Again, the cost would depend on the semantics of the messages.

> But the point is that "having to know about how a
> class is implemented" is not connected with the ability
> to free/dereference/change an object, its fields, etc.
> Rather, such freedom is ensured to client-software by
> a mix of language-behaviour *and semantic contract
> of the class being used*.  Not *implementation*, note:
> *contract*.  An important difference.

But the *contract* is based on the *implementation*. I believe that you'll
find *some* cases where the only reason that information is exposed in the
contract is because of your implementation choice. 

Take, for example, a class that puts a bitmap up on the screen. Assume,
also, that bitmaps are immutable, but freeable. If my class does not save a
copy of the bitmap, you can't free it as long as I may need to refresh the
screen. If my class *does* save a copy, you don't need to worry about what
you do with your copy.

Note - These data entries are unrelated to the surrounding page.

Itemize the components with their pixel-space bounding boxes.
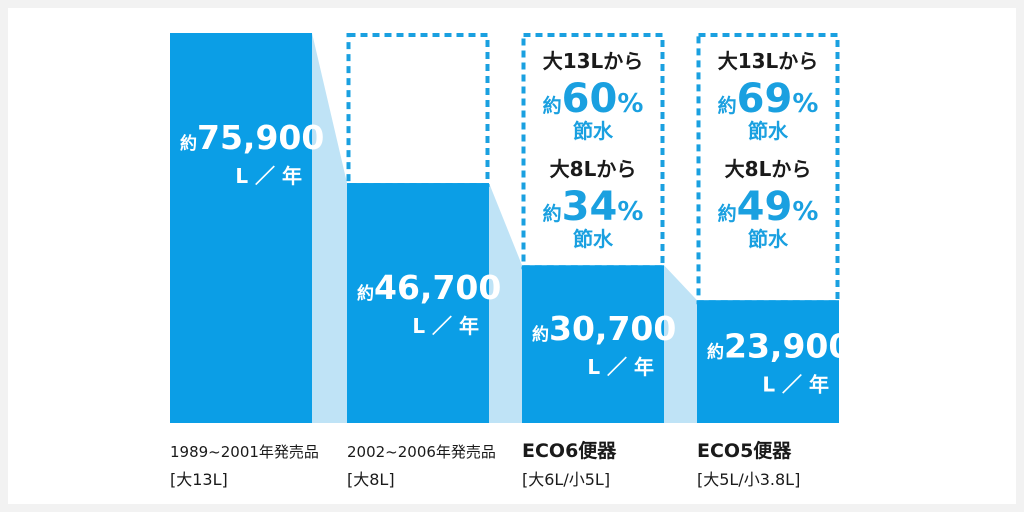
category-label-4: ECO5便器 (697, 440, 792, 462)
bar-2 (347, 183, 489, 423)
saving-from-3-1: 大13Lから (543, 49, 644, 73)
saving-number: 49 (737, 184, 793, 230)
category-sublabel-4: [大5L/小3.8L] (697, 470, 800, 489)
bar-group-1: 約75,900 L ／ 年 1989~2001年発売品 [大13L] (170, 33, 324, 489)
saving-label-3-2: 節水 (573, 227, 614, 251)
saving-suffix: % (617, 89, 643, 119)
saving-number: 34 (562, 184, 618, 230)
saving-prefix: 約 (543, 202, 562, 225)
saving-prefix: 約 (718, 94, 737, 117)
bar-3 (522, 265, 664, 423)
bar-4 (697, 300, 839, 423)
unit-label-4: L ／ 年 (762, 373, 829, 397)
category-sublabel-2: [大8L] (347, 470, 395, 489)
saving-percent-4-2: 約49% (718, 184, 819, 230)
category-label-3: ECO6便器 (522, 440, 617, 462)
saving-percent-4-1: 約69% (718, 76, 819, 122)
category-label-2: 2002~2006年発売品 (347, 443, 496, 461)
saving-prefix: 約 (718, 202, 737, 225)
saving-label-4-1: 節水 (748, 119, 789, 143)
connector-2 (489, 183, 522, 423)
category-sublabel-3: [大6L/小5L] (522, 470, 610, 489)
saving-from-3-2: 大8Lから (550, 157, 637, 181)
connector-1 (312, 33, 347, 423)
saving-prefix: 約 (543, 94, 562, 117)
saving-from-4-1: 大13Lから (718, 49, 819, 73)
value-number-3: 30,700 (549, 309, 676, 348)
value-number-4: 23,900 (724, 327, 851, 366)
saving-percent-3-2: 約34% (543, 184, 644, 230)
saving-label-4-2: 節水 (748, 227, 789, 251)
value-prefix-4: 約 (707, 342, 724, 363)
value-prefix-1: 約 (180, 133, 197, 154)
saving-suffix: % (792, 197, 818, 227)
category-label-1: 1989~2001年発売品 (170, 443, 319, 461)
unit-label-3: L ／ 年 (587, 355, 654, 379)
previous-level-frame-2 (346, 33, 490, 188)
value-label-2: 約46,700 (357, 268, 501, 307)
saving-suffix: % (792, 89, 818, 119)
connector-3 (664, 265, 697, 423)
category-sublabel-1: [大13L] (170, 470, 228, 489)
unit-label-1: L ／ 年 (235, 164, 302, 188)
saving-label-3-1: 節水 (573, 119, 614, 143)
value-label-1: 約75,900 (180, 118, 324, 157)
saving-number: 69 (737, 76, 793, 122)
value-number-1: 75,900 (197, 118, 324, 157)
value-prefix-3: 約 (532, 324, 549, 345)
bar-1 (170, 33, 312, 423)
saving-percent-3-1: 約60% (543, 76, 644, 122)
chart-canvas: 約75,900 L ／ 年 1989~2001年発売品 [大13L] 約46,700 L … (8, 8, 1016, 504)
value-label-3: 約30,700 (532, 309, 676, 348)
bar-group-2: 約46,700 L ／ 年 2002~2006年発売品 [大8L] (346, 33, 501, 489)
value-prefix-2: 約 (357, 283, 374, 304)
unit-label-2: L ／ 年 (412, 314, 479, 338)
saving-number: 60 (562, 76, 618, 122)
previous-level-frame-3 (521, 33, 665, 270)
saving-from-4-2: 大8Lから (725, 157, 812, 181)
value-label-4: 約23,900 (707, 327, 851, 366)
saving-suffix: % (617, 197, 643, 227)
previous-level-frame-4 (696, 33, 840, 305)
value-number-2: 46,700 (374, 268, 501, 307)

If there's GC, you don't need to worry either way.
Hence, the lack of GC causes you to have to expose implementation details in
your contract, contrary to how ADTs work. ;-)

>  like the difference between saying "indexing off an array throws an
> > exception" and "indexing off an array overwrites the interrupt vectors
> with
> > random garbage". The first is still "safe", while the second isn't.
> 
> But neither issue defines whether a language is OO.

I believe it does, in part.  See above.  In any case, I don't believe there
*is* a "definition" of what makes a language OO, or we'd not be having this
thread. :-)

> > > but tying the "OO"ness
> > > of a language to it seems to be a typical case of "hidden agenda"
> >
> > Uh... As I said, that was an Alan Kay quote.  If you don't know, Alan Kay
> > was arguably the guy who *invented* OO. It's hard to see how he could have
> a
> > hidden agenda against languages that weren't invented at the time.
> 
> He co-invented Smalltalk, but Simula had been around for a while (and
> Kay had used it at University).  And, is the quote dated from before the
> birth of yet other languages which I'd call object-oriented? 

1971 copyright. Hence, probably written early on.  And while Simula used OO
concepts, I don't think anyone was talking about OO as such at the time,
were they? I could be wrong on that.

In any case, Kay certainly popularized it, and did so early enough on that
claiming he did it to bash other OO languages is kind of silly. 

> You may disagree, but I think the onus of proof is definitely on you.

Fair enough. Prototypes also work. I was more thinking along the lines of
objects without any sort of language support inheritance or automation.
Classes, prototypes, all that stuff count. 

> I don't mind the class-ic approach to OO, but prototype-based OO
> would also have its advantages, and it seems peculiar to rule it
> out as being OO at all because it lacks 'some sort of class concept'.

I would say prototypes are "some sort of class concept". I.e., prototypes
form the same basis for extensions and inheritance and such that classes do.
Not in the same way, of course.

> Dynamic dispatch, polymorphism, is what I'd call *the* one and
> only real discriminant of 'OO'.

I think you would need to define this more strictly, or you'll wind up with
BASIC's "ON GOTO" statement being object-oriented. :-)

Anyway, to slide this a little back on target, I just started learning
Python, and it really is one of the nicer languages I've seen for doing what
it does. :-) Now I need to go buy more books and such.

-- 
Darren New / Senior MTS & Free Radical / Invisible Worlds Inc.
San Diego, CA, USA (PST).  Cryptokeys on demand.
"No wonder it tastes funny. 
            I forgot to put the mint sauce on the tentacles."